八雲紫がこちらに接触してきてから二週間と経たずに、彼女は妖怪達の合間に噂を流した。狡猾なのはその噂が知性の低い低級の妖怪にのみ伝わるようにしていた点、知性のある相手には割に合わない相手。そう思わせているところだ。

その間に私はと言えば、妹紅の遊び相手をやってたり、輝夜の相談相手になったり月のことで色々と話し合ったり。かと思えば、妖怪として暴れたり暴れなかったり色々とやっていた気がする。

 

 

そんなこんなで輝夜が言っていた使者が来る日まで残すところ4日となった。

 

 

 

既に人間も妖怪も大騒ぎです。

都なんてもはや業務が滞りつつある。月からの使者なんてお祭り騒ぎにならない方がどうかしていますし、御門と庫持皇子は兵を集めて輝夜を守る気満々ですし。

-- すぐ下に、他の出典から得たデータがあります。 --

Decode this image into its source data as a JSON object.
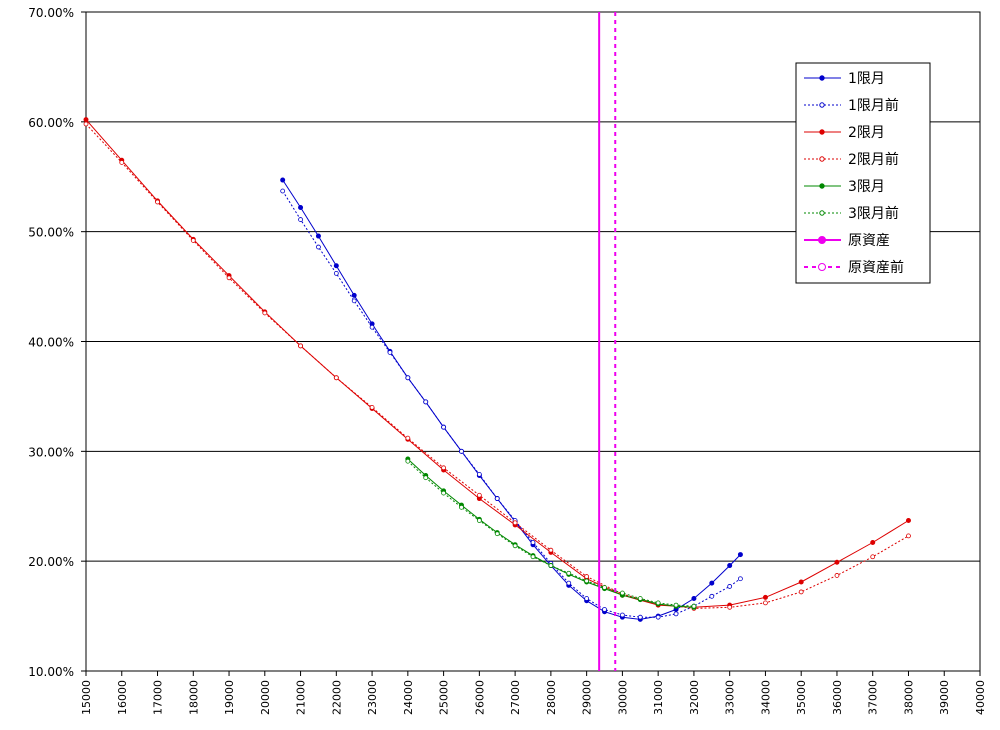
{
  "chart_data": {
    "type": "line",
    "title": "",
    "xlabel": "",
    "ylabel": "",
    "xlim": [
      15000,
      40000
    ],
    "ylim": [
      0.1,
      0.7
    ],
    "x_ticks": [
      "15000",
      "16000",
      "17000",
      "18000",
      "19000",
      "20000",
      "21000",
      "22000",
      "23000",
      "24000",
      "25000",
      "26000",
      "27000",
      "28000",
      "29000",
      "30000",
      "31000",
      "32000",
      "33000",
      "34000",
      "35000",
      "36000",
      "37000",
      "38000",
      "39000",
      "40000"
    ],
    "y_ticks": [
      "10.00%",
      "20.00%",
      "30.00%",
      "40.00%",
      "50.00%",
      "60.00%",
      "70.00%"
    ],
    "grid": "horizontal",
    "legend_position": "top-right",
    "series": [
      {
        "name": "1限月",
        "color": "#0000cc",
        "line": "solid",
        "marker": "filled",
        "x": [
          20500,
          21000,
          21500,
          22000,
          22500,
          23000,
          23500,
          24000,
          24500,
          25000,
          25500,
          26000,
          26500,
          27000,
          27500,
          28000,
          28500,
          29000,
          29500,
          30000,
          30500,
          31000,
          31500,
          32000,
          32500,
          33000,
          33300
        ],
        "y": [
          0.547,
          0.522,
          0.496,
          0.469,
          0.442,
          0.416,
          0.391,
          0.367,
          0.345,
          0.322,
          0.3,
          0.278,
          0.257,
          0.236,
          0.215,
          0.196,
          0.178,
          0.164,
          0.154,
          0.149,
          0.147,
          0.15,
          0.156,
          0.166,
          0.18,
          0.196,
          0.206
        ]
      },
      {
        "name": "1限月前",
        "color": "#0000cc",
        "line": "dotted",
        "marker": "open",
        "x": [
          20500,
          21000,
          21500,
          22000,
          22500,
          23000,
          23500,
          24000,
          24500,
          25000,
          25500,
          26000,
          26500,
          27000,
          27500,
          28000,
          28500,
          29000,
          29500,
          30000,
          30500,
          31000,
          31500,
          32000,
          32500,
          33000,
          33300
        ],
        "y": [
          0.537,
          0.511,
          0.486,
          0.462,
          0.437,
          0.413,
          0.39,
          0.367,
          0.345,
          0.322,
          0.3,
          0.279,
          0.257,
          0.237,
          0.217,
          0.198,
          0.18,
          0.166,
          0.156,
          0.151,
          0.149,
          0.149,
          0.152,
          0.159,
          0.168,
          0.177,
          0.184
        ]
      },
      {
        "name": "2限月",
        "color": "#dd0000",
        "line": "solid",
        "marker": "filled",
        "x": [
          15000,
          16000,
          17000,
          18000,
          19000,
          20000,
          21000,
          22000,
          23000,
          24000,
          25000,
          26000,
          27000,
          28000,
          29000,
          30000,
          31000,
          32000,
          33000,
          34000,
          35000,
          36000,
          37000,
          38000
        ],
        "y": [
          0.602,
          0.565,
          0.528,
          0.493,
          0.46,
          0.427,
          0.396,
          0.367,
          0.339,
          0.311,
          0.283,
          0.257,
          0.233,
          0.208,
          0.184,
          0.169,
          0.16,
          0.158,
          0.16,
          0.167,
          0.181,
          0.199,
          0.217,
          0.237
        ]
      },
      {
        "name": "2限月前",
        "color": "#dd0000",
        "line": "dotted",
        "marker": "open",
        "x": [
          15000,
          16000,
          17000,
          18000,
          19000,
          20000,
          21000,
          22000,
          23000,
          24000,
          25000,
          26000,
          27000,
          28000,
          29000,
          30000,
          31000,
          32000,
          33000,
          34000,
          35000,
          36000,
          37000,
          38000
        ],
        "y": [
          0.598,
          0.563,
          0.527,
          0.492,
          0.458,
          0.426,
          0.396,
          0.367,
          0.34,
          0.312,
          0.285,
          0.26,
          0.235,
          0.21,
          0.186,
          0.17,
          0.161,
          0.157,
          0.158,
          0.162,
          0.172,
          0.187,
          0.204,
          0.223
        ]
      },
      {
        "name": "3限月",
        "color": "#008800",
        "line": "solid",
        "marker": "filled",
        "x": [
          24000,
          24500,
          25000,
          25500,
          26000,
          26500,
          27000,
          27500,
          28000,
          28500,
          29000,
          29500,
          30000,
          30500,
          31000,
          31500,
          32000
        ],
        "y": [
          0.293,
          0.278,
          0.264,
          0.251,
          0.238,
          0.226,
          0.215,
          0.205,
          0.196,
          0.188,
          0.181,
          0.175,
          0.169,
          0.165,
          0.161,
          0.159,
          0.158
        ]
      },
      {
        "name": "3限月前",
        "color": "#008800",
        "line": "dotted",
        "marker": "open",
        "x": [
          24000,
          24500,
          25000,
          25500,
          26000,
          26500,
          27000,
          27500,
          28000,
          28500,
          29000,
          29500,
          30000,
          30500,
          31000,
          31500,
          32000
        ],
        "y": [
          0.291,
          0.276,
          0.262,
          0.249,
          0.237,
          0.225,
          0.214,
          0.204,
          0.196,
          0.189,
          0.182,
          0.176,
          0.171,
          0.166,
          0.162,
          0.16,
          0.159
        ]
      },
      {
        "name": "原資産",
        "color": "#ee00ee",
        "line": "solid",
        "marker": "filled",
        "vertical_x": 29350
      },
      {
        "name": "原資産前",
        "color": "#ee00ee",
        "line": "dashed",
        "marker": "open",
        "vertical_x": 29800
      }
    ]
  }
}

そうでなくても野次馬根性働かせている人の多い事なんの。

 

そんな状態だけれど、あまり都で何かしていると怪しまれてしまうので最近は猫又達と家にこもっている。

 

妖怪の方もかなりの数が都の周辺に集まり出しているせいで陰陽師も警戒していますからね。

 

 

ただ、猫又もルーミアも月の使者に興味津々だった。

どうやら紫に吹き込まれたらしい。

私はそのつもりではなかったのですが、こうなってしまっては私から二人を誘わないと知らないうちに巻き込まれてしまう可能性が出てきてしまった。

 

 

私に出来る事は限られていますしルーミアさんみたいに強いわけでもない。

そんな私が自身よりこの子達のことを心配してしまうっていうのも変な話なんですけどね。

そう言うわけで、私が集められる戦力はなんだかんだ揃った。

 

 

 

 

 

そうして、満月の夜がやってきた。

 

 

 

 

 

輝夜が月からの迎えを予定通りにカミングアウトしたおかげで屋敷の周りは凄いことになっていた。

私達もまたその大挙する群衆に紛れ込んでいた。

ルーミアはそういうのが苦手だからと闇に溶け込んでいた。彼女はただ月の人間の肉を食べたいだけなのだろう。

 

 

 

 

「ところで、最近妖怪の合間に広がってる噂なんだけど…輝夜姫を月の迎えから奪った奴は輝夜姫の全てが貰えるって…」

 

「ああそれ、この前来ていた隙間妖怪に頼んで私が流させました」

 

「やっぱり……」

 

落胆したように腕の中で猫又がうなだれた。

だってなるべく戦力は多い方が良いじゃないですか。大体猫又は一体何を期待していたんですかね。

 

 

「それで、あたいらはどうするの?」

 

「私の合図で輝夜を回収します。後は森に逃げ込んで追手を撒くのと、月の使者にいる輝夜親協力者との合流です」

 

「なるほどね、詳しくは……」

 

「そこは高度な柔軟性と臨機応変な対応で」

 

「行き当たりばったりね」

 

「物は言いようですよ」

 

ふと群衆の中に見知った顔を見つけた。庫持皇子だ。貴族らしく周囲には付き人がいる。そして本人も含めて全員が武装していた。そういえば庫持皇子はこの時代の貴族では珍しく騎馬兵出身の貴族家系で鎌倉武士よろしく根は戦闘民族でしたね。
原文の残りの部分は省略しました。